The only Moroccan character who is framed in a positive light is Selma, but that's because she hates being Moroccan. She has a French boyfriend, she dresses like a Parisian, she doesn't care for Meknes and wants to go to Europe or America. Its her rejection of the Moroccan identity that endears her in the narrative. Even then, she rejects education and has a ravenous appetite for sex despite being what...fourteen? fifteen?
I think the most obvious confirmation that Slimani is writing from a perspective that sympathises with the French colonialist lens is how she describes the old Frenchwoman, who lives in Meknes, and has embraced Moroccan culture and supports the independence movement. The woman lives in a ramshackle riad where rats are abound and the roof is leaking and carries with her a host of superstitions. Morocco has robbed her of her cleanliness and her rationality. In the way it robs Mathilde of her freedom, beauty, and effervescent spirit. When she briefly returns to France she is transformed: no longer is she mistaken for a poor Arab woman, despite her gargantuan height, pale skin, and thin blonde hair, now she can look like at an ACTRESS.

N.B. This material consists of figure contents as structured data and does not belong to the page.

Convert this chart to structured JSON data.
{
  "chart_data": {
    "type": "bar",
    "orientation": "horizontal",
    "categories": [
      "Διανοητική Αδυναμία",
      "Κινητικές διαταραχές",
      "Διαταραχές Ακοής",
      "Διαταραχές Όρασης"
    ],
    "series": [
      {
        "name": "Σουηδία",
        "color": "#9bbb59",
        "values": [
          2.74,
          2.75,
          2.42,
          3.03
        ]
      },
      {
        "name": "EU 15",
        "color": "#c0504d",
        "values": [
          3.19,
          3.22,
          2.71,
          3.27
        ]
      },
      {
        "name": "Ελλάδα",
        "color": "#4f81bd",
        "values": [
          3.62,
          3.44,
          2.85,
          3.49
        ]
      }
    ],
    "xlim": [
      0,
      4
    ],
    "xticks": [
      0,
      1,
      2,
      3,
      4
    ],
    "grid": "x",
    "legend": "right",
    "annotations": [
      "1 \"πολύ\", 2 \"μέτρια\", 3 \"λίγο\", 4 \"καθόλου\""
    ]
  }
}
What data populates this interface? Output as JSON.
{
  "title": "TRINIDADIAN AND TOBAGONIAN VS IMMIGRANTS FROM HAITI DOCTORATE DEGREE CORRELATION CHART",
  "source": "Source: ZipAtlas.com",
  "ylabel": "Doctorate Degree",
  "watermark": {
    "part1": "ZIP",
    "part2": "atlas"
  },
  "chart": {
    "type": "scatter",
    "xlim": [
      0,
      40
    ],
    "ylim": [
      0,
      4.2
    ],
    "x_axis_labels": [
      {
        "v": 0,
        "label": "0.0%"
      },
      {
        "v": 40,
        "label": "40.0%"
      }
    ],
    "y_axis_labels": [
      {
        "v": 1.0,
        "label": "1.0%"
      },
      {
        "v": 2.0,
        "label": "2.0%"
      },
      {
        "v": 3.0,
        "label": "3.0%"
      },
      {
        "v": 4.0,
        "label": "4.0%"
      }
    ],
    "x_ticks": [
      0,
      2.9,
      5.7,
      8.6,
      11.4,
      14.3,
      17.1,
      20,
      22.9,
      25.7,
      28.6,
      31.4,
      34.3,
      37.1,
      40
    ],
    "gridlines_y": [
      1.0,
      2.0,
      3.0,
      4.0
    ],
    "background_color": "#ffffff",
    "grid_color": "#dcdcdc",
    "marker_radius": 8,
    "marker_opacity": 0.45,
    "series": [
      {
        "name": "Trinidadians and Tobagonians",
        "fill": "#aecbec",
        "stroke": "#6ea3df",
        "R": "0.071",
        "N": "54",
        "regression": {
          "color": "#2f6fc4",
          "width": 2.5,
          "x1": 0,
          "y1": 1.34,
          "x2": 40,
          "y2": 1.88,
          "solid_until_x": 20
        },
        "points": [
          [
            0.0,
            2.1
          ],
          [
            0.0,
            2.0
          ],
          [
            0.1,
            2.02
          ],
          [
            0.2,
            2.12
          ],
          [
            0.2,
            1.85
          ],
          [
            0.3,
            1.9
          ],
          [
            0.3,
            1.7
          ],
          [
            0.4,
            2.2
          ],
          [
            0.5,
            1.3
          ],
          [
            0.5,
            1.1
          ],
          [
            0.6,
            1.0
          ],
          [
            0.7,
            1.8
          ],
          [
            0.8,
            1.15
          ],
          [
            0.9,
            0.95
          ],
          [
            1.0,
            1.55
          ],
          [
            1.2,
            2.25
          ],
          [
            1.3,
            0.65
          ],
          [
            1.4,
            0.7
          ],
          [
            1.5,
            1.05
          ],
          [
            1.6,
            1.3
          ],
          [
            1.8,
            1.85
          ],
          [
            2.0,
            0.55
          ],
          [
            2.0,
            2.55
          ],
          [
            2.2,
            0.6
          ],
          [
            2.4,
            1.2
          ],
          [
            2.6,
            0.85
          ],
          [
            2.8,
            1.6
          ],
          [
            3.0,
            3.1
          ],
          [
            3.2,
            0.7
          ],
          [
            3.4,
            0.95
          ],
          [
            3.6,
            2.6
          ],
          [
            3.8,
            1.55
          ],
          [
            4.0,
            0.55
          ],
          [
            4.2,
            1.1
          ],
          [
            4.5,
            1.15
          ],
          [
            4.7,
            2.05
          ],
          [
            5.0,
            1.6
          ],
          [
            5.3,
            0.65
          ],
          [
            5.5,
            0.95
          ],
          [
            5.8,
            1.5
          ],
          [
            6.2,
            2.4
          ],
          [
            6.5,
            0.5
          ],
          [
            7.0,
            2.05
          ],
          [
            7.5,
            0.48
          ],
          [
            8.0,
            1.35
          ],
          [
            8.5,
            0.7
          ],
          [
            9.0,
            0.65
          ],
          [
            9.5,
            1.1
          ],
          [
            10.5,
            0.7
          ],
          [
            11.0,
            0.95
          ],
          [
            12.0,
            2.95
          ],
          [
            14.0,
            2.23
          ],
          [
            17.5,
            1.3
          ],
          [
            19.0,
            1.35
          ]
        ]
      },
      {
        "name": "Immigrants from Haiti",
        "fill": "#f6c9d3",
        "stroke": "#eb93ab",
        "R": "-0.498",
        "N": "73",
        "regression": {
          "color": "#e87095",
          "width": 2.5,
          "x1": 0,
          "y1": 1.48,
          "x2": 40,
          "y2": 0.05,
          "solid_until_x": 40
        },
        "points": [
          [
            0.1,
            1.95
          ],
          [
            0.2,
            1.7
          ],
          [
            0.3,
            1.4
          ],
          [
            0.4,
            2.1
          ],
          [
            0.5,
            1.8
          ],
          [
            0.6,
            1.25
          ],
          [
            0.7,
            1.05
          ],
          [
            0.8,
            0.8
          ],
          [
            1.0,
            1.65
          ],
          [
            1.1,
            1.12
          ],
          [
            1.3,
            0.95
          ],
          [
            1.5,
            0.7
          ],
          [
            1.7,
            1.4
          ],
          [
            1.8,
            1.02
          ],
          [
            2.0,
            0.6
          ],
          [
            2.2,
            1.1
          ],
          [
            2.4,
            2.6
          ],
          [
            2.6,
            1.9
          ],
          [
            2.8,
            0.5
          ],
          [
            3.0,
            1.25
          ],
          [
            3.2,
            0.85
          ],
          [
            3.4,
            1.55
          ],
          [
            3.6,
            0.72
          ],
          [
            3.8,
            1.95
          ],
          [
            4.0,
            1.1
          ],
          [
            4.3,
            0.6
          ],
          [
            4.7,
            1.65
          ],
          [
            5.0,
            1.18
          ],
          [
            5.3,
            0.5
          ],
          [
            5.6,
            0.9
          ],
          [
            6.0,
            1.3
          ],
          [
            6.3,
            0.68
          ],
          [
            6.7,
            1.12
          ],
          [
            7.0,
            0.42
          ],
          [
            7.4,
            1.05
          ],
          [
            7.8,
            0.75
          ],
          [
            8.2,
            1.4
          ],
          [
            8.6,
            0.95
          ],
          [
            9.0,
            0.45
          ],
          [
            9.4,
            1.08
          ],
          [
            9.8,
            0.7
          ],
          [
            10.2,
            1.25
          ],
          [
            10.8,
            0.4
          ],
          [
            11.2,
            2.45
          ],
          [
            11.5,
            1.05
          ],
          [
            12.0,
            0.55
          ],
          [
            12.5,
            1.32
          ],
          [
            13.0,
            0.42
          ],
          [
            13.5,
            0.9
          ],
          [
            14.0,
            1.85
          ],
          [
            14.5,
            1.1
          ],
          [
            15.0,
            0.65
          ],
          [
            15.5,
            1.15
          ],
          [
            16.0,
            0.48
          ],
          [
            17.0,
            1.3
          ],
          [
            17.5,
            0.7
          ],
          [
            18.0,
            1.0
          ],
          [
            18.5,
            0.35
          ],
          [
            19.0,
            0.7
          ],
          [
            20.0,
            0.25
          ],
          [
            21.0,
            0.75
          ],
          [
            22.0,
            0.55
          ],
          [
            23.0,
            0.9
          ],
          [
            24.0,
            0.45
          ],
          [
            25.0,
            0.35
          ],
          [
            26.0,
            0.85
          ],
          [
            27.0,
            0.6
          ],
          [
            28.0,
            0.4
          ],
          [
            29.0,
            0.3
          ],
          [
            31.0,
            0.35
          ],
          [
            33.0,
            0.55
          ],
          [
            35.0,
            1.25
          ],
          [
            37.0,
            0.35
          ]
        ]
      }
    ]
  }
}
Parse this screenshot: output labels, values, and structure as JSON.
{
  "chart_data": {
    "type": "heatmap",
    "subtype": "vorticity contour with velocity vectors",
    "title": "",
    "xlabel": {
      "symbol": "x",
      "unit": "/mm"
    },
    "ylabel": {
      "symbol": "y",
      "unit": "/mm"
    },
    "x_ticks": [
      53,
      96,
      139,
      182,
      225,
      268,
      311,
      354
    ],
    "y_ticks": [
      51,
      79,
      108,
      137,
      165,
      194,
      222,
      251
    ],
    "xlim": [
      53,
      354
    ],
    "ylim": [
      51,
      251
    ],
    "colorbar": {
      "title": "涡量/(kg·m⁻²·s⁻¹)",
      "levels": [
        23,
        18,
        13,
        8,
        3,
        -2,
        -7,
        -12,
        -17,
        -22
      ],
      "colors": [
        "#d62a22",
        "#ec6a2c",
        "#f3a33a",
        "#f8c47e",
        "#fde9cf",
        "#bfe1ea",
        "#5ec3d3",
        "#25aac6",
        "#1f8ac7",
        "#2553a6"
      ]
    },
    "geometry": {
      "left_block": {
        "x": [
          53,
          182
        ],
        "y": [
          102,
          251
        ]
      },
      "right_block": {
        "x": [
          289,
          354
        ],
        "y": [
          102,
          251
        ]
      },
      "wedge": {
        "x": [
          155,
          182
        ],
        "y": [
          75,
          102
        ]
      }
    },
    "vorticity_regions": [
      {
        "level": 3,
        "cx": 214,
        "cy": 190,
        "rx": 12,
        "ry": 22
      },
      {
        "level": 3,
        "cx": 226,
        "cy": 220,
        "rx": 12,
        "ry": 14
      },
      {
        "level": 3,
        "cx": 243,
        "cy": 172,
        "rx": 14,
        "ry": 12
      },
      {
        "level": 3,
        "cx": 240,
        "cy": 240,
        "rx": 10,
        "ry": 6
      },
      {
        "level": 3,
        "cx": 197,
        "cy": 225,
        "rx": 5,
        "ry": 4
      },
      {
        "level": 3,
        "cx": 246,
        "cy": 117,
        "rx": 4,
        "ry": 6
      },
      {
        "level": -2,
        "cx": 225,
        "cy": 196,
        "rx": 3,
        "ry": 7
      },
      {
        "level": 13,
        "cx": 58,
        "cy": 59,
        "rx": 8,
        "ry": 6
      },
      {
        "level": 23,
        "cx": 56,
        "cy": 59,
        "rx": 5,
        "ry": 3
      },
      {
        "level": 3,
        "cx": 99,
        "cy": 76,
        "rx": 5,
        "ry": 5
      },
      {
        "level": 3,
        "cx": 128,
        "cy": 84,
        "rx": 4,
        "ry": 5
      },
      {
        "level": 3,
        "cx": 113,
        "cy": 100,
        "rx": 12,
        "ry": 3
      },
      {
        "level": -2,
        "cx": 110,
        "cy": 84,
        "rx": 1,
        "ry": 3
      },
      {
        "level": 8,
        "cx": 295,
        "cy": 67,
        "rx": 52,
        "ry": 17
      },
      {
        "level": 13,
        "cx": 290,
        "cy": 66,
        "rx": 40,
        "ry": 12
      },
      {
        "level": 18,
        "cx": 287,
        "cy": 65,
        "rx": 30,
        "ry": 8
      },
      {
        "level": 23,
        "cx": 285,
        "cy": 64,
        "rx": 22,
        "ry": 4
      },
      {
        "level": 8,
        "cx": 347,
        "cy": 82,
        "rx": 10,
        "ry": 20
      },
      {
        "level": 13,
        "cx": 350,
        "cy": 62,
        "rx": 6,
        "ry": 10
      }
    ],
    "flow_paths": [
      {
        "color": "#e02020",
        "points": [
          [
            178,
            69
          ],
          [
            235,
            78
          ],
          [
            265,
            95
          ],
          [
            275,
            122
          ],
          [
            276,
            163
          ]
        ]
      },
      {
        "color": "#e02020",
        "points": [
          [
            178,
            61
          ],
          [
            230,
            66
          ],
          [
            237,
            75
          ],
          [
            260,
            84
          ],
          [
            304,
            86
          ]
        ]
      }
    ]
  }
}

Its all so laughably white feminist to me. Especially the parts that go on about how Mathilde had so much more freedom in France even though French women weren't allowed to vote until 1946 and marital rape wasn't criminalised until 1990. And its not like the life of the 1950s European and American housewife was particularly liberating, either. There's not a hint of irony in the prose when Mathilde peruses through European magazines on how to be a better housewife. Just because you're wearing Revlon lipstick and a tea dress, it does not mean you're liberated. Your white husband who works in marketing will just be the one to smash your face in when dinner isn't fixed up properly, instead of a smelly Arab farmer. Patriarchy is a universally applied system of power that's not exclusive to one race or another. If anything, colonialism only served to exacerbate patriarchy by creating strict hierarchies of which men were deserving of dignity (read: white upper class) and which were canon fodder (the poor, non white, disabled, black, etc).
Moreover, Moroccan women (as with other women living under French colonialism) were often trafficked and forced into sexual slavery by the French military forces. New forms of homemade contraception were invented by these women to prevent them from getting pregnant or catching STDs. Morocco was one of the most favoured hotspots for sex tourism during the 19th and 20th centuries. Yet, there's not a peep to be said about it. Interesting...
I wanted to give Slimani the benefit of the doubt because I know she drew upon her own family's experience, but after finding out she's buddy-buddy with Macron, who glorifies French colonialism and has been constantly encroaching on the sovereignty of the former French colonies in Africa and the ME, I knew that there was no room for doubt with In the Country of Others . Leila Slimani is peddling racist stereotypes about Arabs and Muslims for a French gaze. For a country that still denies the brutality of its colonial past. That still benefits from it TO THIS DAY -- controlling much of the natural resources in its former colonies AND continuing to demand reparations from Haiti. That out of left field ending where Aicha is suddenly radicalised by the revolutionary spirit was so disjointed and a clear way to sell the sequel.
This book, and Leila Slimani, can kindly go fuck.